Sanctions failed so many times but the West just keeps trying and hoping for a different outcome this time.
Didn't the West just ban RT and many pro-Russian media and people.
It is only going to drive up the oil prices in the US. Guess this is what the big oil wants.
The PBS interview is a good demonstration of hypocrites. Blurring the painting of a Nazi collaborator to hide the fact the mayor is a Nazi sympathizer. The West during the cold war had trained so many Islamic extremists and today they made the same mistakes of enabling Nazi and fascists. They never learned that their actions today would come back to bite their ass one day.
The blurred image is of Stepan Bandera, who's officially honored as a Hero of Ukraine.
It's easy to demonize Бандерівці, but has anyone else here ever known one?
Before 2014, I (a speaker of Russian) had a long conversation with a Ukrainian nationalist student.

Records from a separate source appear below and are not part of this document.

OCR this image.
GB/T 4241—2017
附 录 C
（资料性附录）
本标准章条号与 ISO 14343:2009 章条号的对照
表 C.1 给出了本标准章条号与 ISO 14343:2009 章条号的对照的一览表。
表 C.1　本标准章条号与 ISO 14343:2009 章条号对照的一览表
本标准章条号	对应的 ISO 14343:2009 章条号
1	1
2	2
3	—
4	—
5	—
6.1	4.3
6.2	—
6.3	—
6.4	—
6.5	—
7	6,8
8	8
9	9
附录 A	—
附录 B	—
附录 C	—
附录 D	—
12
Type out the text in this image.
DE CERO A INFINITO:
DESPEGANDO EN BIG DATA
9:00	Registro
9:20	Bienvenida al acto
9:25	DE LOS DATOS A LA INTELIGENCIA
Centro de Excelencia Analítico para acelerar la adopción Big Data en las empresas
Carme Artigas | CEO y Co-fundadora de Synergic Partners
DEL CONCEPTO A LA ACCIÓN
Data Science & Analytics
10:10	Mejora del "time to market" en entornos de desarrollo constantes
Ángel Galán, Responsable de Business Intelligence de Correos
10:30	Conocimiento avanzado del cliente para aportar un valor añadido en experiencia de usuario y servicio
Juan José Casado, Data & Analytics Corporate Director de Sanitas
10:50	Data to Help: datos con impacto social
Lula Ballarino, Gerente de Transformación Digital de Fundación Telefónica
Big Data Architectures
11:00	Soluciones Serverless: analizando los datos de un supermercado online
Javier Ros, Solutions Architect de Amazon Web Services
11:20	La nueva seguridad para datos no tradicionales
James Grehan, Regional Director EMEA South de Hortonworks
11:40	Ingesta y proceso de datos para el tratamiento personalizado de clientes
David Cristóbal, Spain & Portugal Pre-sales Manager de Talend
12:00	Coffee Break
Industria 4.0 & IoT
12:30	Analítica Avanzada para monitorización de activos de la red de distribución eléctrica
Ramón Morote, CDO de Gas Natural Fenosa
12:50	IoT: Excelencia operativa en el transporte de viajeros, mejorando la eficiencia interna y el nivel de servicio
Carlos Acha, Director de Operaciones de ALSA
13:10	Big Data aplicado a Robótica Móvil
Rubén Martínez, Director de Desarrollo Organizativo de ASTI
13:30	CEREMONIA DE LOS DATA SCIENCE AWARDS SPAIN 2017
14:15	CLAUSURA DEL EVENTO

He proudly said that his grandfather was a 'general' (his word) in a Ukrainian army that had fought against the USSR.
Although he was vague about some details, I knew enough of history to know that he was referring to the OUN.
His grandfather was a follower of Stepan Bandera.
He told me that his grandfather's village in western Ukraine had welcomed the German soldiers as their 'liberators'.
The women and girls had thrown flowers and offered bread to the Germans. Every young man in the village had
volunteered to fight alongside the Germans against Stalin. That's how his grandfather's war had begun.
How did it end? My impression is that his grandfather was one of the Ukrainian nationalists who had kept fighting
the USSR even after Germany had surrendered. His grandfather could not have expected any mercy from Stalin.
Before his death, he had urged his children (including the student's parent) to keep fighting the good fight for Ukraine.
This student told me that he hoped to enter politics in Ukraine someday and live up to his grandfather's heroic legacy.
Although he and I sometimes disagreed, our conversation was amicable. My impression was that he liked me.
At that time, it was far-fetched that Russia and Ukraine would ever be at war against each other.
I don't know where he is today. If he's in Ukraine, then he presumably would be fighting against Russia.
I never thought of him as an enemy. I don't demonize him or dehumanize him. I hope that he survives.
Every war must end. In order to build a lasting peace, one should strive to have enough understanding, if not
some respect, for one's former enemies' motives.